De todos os grandes escritores europeus que nos visitaram, e eu tive a oportunidade de abordar, nenhum me impressionou tão agradavelmente como esse Albert Camus, que acaba de desaparecer num fortuito acidente de automóvel. Quando ele esteve aqui, ainda não era Prêmio Nobel, mas já havia escrito La peste e o seu nome se tornara conhecido em todo o mundo. A maior láurea literária não podia aumentar-lhe a celebridade, que já era imensa: era dos tais que fazem mais honra ao prêmio do que o prêmio a eles.
Assim, ao se anunciar a sua conferência, a ser pronunciada no auditório do Ministério da Educação, a afluência do público foi enorme, e creio mesmo que só Anatole France despertou entre nós tamanha curiosidade. Até eu, que sou muito avesso a esses corre-corres, a esse espevitamento de tomar o cheiro dos famanazes em trânsito, saí-me dos meus cuidados e fui até o Ministério. Mas, diante do aspecto da sala, absolutamente à cunha, com grande sentada até junto à mesa, bati em retirada. A consequência foi que nunca vi Camus falar em público.

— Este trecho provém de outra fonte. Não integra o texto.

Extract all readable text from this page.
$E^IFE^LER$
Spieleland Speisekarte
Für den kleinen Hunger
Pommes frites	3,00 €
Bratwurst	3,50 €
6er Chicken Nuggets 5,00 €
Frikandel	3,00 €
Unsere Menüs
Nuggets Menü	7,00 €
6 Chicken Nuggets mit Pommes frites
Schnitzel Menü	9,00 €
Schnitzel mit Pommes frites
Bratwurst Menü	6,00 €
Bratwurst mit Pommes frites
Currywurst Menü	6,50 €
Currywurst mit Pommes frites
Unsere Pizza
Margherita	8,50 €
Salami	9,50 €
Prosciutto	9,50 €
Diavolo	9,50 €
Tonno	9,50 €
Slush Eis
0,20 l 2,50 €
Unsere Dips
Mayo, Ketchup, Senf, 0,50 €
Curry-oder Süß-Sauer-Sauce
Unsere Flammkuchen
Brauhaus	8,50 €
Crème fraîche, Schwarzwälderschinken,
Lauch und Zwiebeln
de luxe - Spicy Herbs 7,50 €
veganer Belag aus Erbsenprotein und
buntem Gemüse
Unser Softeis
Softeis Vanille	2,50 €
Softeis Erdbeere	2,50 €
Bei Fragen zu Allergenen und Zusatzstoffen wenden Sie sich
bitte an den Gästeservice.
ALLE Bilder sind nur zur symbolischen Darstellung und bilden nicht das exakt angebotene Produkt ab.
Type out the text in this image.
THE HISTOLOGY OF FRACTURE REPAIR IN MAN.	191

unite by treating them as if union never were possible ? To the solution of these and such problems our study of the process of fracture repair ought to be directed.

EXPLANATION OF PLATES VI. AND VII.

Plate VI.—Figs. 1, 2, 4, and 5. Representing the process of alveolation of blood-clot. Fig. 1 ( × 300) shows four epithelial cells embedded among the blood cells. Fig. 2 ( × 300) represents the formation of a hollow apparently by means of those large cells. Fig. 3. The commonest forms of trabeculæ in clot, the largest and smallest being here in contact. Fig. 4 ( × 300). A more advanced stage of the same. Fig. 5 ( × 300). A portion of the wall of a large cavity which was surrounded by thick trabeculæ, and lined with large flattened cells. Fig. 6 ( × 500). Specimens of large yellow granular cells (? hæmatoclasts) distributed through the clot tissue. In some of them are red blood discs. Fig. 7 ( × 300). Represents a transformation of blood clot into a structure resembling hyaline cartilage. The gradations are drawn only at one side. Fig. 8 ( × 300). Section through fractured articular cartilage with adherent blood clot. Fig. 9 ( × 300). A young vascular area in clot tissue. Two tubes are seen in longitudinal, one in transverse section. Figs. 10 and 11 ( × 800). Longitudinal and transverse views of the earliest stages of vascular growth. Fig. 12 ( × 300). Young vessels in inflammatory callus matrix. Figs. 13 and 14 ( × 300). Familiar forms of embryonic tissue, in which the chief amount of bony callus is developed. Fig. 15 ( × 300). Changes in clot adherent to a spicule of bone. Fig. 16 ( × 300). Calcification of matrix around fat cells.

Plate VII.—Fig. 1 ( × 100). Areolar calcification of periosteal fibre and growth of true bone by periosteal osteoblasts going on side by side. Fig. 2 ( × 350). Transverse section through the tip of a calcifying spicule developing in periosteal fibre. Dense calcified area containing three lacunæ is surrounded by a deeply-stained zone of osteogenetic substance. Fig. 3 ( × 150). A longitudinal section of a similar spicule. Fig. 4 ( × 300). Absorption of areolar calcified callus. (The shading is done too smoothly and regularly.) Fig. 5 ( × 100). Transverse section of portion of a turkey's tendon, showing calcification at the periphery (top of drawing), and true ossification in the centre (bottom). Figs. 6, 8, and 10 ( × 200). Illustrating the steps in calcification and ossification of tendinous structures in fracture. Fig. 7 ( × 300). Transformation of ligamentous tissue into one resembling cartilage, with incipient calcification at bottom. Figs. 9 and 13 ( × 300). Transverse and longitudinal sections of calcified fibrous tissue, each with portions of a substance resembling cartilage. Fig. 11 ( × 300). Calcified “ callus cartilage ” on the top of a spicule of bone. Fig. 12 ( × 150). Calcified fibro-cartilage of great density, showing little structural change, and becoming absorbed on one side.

Vi, porém, coisa melhor. Conversei com ele em tête-à-tête, e eis como tive essa fortuna, que devo a Maria da Saudade Cortesão. Alguns amigos brasileiros do grande escritor, uns vinte, entre os quais Murilo Mendes, tiveram a boa ideia de lhe oferecer um almoço de despedida num restaurante português da rua do Ouvidor, perto do cais. Ao fim do almoço, eu, que apenas havia apertado a mão de Camus ao lhe ser apresentado, sentia-me bastante derreado pela peixada e pelo verde da casa: mal podia trocar palavra com os meus vizinhos de mesa. Foi quando Maria da Saudade, que ocupara o lugar à direita do escritor, levantou-se e veio buscar-me para me fazer sentar ao lado de Camus, a fim de que ele e eu conversássemos um pouco. Obedeci com certa relutância, pois não esperava grande coisa do contato (a minha experiência com Spender, Lehmann e outros sublimes fora desanimadora). Que dizer de saída a Camus? Eu estava arrasado. Foi o que disse: "Esses almoços em restaurante me cansam muito." A simpatia de Camus foi total. - "A mim também", respondeu. E eu prossegui: - "O senhor deve estar exausto de tanta conferência, tanta homenagem." E ele: - "Estou doente. Eu resisti à guerra, resisti à Resistência, não resisti à América do Sul!" Por aí fomos num papo sem nenhuma formalidade, falamos de nossa doença (porque Camus também foi marcado pela tuberculose na mocidade), falamos de muitas outras coisas e ele acabou dando-me o seu telefone privado em Paris para que eu o procurasse quando fosse à França. Durante todo o tempo que o ouvi, senti-me à vontade e encantado. Surpreso. Não havia naquele homem vestígio dessa personagem odiosa que é a celebridade itinerante. Não parecia um homem de letras. Era um homem da rua, um simples homem, dando a outro homem um pouco da sua substância espiritual, simplesmente humana. Senti vontade de ser seu amigo. Quando, um ano depois, estive em Paris, quis procurá-lo. Ele estava ausente. Agora o desastre... Deixo nessas pobres linhas a minha saudade do homem Camus, tão simples, tão simpático, tão despretensioso na sua glória mundial.